Redis is automatically triggered, which is mainly triggered in the following three ways:

save mn configuration, which means that there are n modification operations within m seconds, and it is automatically triggered

Master-slave full replication

Execute the shutdown command to close redis. If the AOF log is not enabled, it will be triggered.

Full snapshot bgsave

Fork a child process of bgsave

Fork uses Copy-On_Write (COW), the data in the main process memory is modified, and the child process will copy a copy of the data, so that the write of the main process and the snapshot of the bgsave child process will not affect each other

The bgsave child process reads the memory data of the main process and writes them to the RDB file.

Modifications can be made during the snapshot, and the saved RDB file is still the data when the snapshot is started

Incremental snapshot

After a full snapshot is taken, subsequent snapshots only record the modified data, which can avoid the overhead of each full snapshot.
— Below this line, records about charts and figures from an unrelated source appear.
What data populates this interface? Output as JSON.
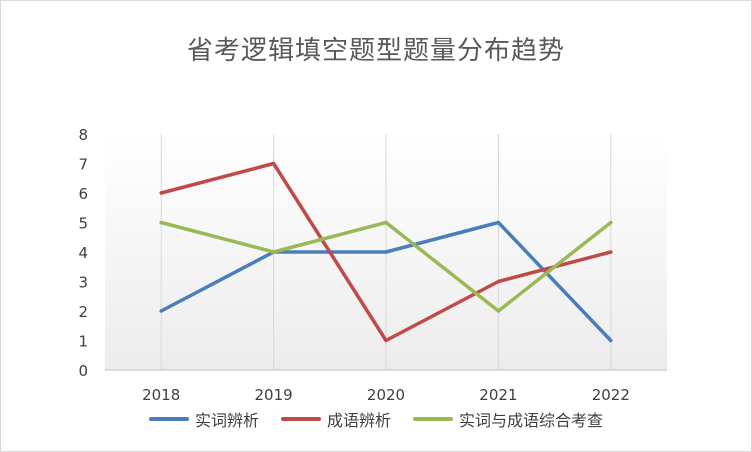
{
  "chart_data": {
    "type": "line",
    "title": "省考逻辑填空题型题量分布趋势",
    "categories": [
      "2018",
      "2019",
      "2020",
      "2021",
      "2022"
    ],
    "ylim": [
      0,
      8
    ],
    "yticks": [
      "0",
      "1",
      "2",
      "3",
      "4",
      "5",
      "6",
      "7",
      "8"
    ],
    "grid": "vertical",
    "legend_position": "bottom",
    "series": [
      {
        "name": "实词辨析",
        "color": "#4a7ebb",
        "values": [
          2,
          4,
          4,
          5,
          1
        ]
      },
      {
        "name": "成语辨析",
        "color": "#be4b48",
        "values": [
          6,
          7,
          1,
          3,
          4
        ]
      },
      {
        "name": "实词与成语综合考查",
        "color": "#98b954",
        "values": [
          5,
          4,
          5,
          2,
          5
        ]
      }
    ]
  }
}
After taking a full snapshot for the first time, if you take a snapshot at T1 and T2, we only need to write the modified data into the snapshot file. However, the premise of this is that we need to remember which data has been modified . Don't underestimate this "remember" function, it requires us to use additional metadata information to record which data has been modified, which will bring additional space overhead. As shown below:

If we make a record for each key-value pair modification, then if there are 10,000 modified key-value pairs, we need 10,000 additional records. Moreover, sometimes, the key-value pair is very small, such as only 32 bytes, and to record its modified metadata information, it may require 8 bytes. Such a painting, in order to "remember" the modification, introduces additional space The overhead is relatively large. For Redis, where memory resources are precious, some of the gains outweigh the gains.
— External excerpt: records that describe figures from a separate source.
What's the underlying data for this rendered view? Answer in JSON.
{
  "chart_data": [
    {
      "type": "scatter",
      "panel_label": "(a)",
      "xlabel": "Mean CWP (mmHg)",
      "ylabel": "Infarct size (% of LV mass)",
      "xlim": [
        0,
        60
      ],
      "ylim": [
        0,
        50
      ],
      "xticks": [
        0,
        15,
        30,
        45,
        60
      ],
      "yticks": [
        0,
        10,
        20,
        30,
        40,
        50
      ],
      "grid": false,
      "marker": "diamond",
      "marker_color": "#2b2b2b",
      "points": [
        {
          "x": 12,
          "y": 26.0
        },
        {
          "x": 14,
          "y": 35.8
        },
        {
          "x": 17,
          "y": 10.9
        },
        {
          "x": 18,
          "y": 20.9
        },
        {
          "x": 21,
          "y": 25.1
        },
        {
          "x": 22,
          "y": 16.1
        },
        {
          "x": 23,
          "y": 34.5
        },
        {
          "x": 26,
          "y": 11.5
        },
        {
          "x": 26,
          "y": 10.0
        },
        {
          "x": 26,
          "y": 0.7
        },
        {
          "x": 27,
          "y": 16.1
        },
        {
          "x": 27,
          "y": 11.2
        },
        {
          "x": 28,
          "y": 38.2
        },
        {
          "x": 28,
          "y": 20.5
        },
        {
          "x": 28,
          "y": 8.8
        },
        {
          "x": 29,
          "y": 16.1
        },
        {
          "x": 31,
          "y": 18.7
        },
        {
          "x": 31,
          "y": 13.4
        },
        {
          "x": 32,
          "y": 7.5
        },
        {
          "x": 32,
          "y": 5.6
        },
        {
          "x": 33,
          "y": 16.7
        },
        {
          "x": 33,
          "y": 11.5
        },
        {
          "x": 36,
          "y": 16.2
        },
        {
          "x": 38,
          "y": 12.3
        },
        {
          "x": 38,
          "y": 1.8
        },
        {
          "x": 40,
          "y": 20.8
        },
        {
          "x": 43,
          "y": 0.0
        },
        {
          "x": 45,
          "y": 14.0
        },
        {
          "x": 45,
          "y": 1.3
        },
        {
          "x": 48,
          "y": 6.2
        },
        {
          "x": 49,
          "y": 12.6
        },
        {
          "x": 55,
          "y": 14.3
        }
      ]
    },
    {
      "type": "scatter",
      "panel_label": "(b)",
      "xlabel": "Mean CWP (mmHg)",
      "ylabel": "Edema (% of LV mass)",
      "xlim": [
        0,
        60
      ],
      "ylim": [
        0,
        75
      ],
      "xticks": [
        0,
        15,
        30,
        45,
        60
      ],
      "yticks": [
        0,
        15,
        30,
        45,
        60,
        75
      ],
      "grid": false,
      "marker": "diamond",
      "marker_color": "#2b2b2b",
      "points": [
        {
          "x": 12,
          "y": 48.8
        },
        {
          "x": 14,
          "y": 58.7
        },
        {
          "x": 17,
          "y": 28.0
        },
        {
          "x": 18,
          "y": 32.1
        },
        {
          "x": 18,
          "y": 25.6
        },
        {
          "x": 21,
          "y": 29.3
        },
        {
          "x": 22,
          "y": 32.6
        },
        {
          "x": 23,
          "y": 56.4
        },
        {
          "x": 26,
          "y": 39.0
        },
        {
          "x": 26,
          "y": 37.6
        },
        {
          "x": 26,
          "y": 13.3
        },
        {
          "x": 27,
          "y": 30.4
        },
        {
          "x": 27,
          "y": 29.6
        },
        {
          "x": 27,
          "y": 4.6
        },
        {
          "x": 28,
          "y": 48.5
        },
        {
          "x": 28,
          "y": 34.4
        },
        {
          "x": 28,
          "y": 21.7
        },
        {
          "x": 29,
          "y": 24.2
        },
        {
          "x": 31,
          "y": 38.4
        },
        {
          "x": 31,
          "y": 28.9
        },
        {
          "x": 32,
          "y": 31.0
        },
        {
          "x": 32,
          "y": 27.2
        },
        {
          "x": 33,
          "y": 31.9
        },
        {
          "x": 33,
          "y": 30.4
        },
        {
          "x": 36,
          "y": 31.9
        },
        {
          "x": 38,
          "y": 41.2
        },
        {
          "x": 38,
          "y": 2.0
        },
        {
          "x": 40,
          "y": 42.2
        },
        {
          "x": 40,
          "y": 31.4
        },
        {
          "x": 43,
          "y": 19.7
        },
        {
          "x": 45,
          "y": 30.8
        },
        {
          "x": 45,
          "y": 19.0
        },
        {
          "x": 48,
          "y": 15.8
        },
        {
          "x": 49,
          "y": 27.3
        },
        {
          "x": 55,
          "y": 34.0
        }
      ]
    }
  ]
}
RDB snapshot + AOF hybrid persistence

Hybrid persistence starts with Redis 4.0, and memory snapshots are executed at a certain frequency. Between two snapshots, AOF logs are used to record all command operations during this period.

Configuration

Turn on hybrid persistence

# aof-use-rdb-preamble yes

Hybrid persistence process

Take full snapshots at regular intervals, and clear the AOF log file after the snapshot is completed

Each operation is recorded through AOF log

Comparison of persistence methods

Comparison itemRDBAOFAOF+RDB hybrid
take up spaceSmall (data compression)Large (not compressed at the command level)Slightly larger than RDB
Store once speedslowfast 
Recovery speedfastslowSlightly faster with AOF
Data securityLost dataDecide according to strategyDetermined according to the AOF strategy used
Open stateOn by defaultOff by defaultOff by default

When the data cannot be lost, the mixed use of memory snapshot and AOF is a good choice;

If you allow minute-level data loss, you can only use RDB;

If only AOF is used, the everysec configuration option is preferred because it strikes a balance between reliability and performance.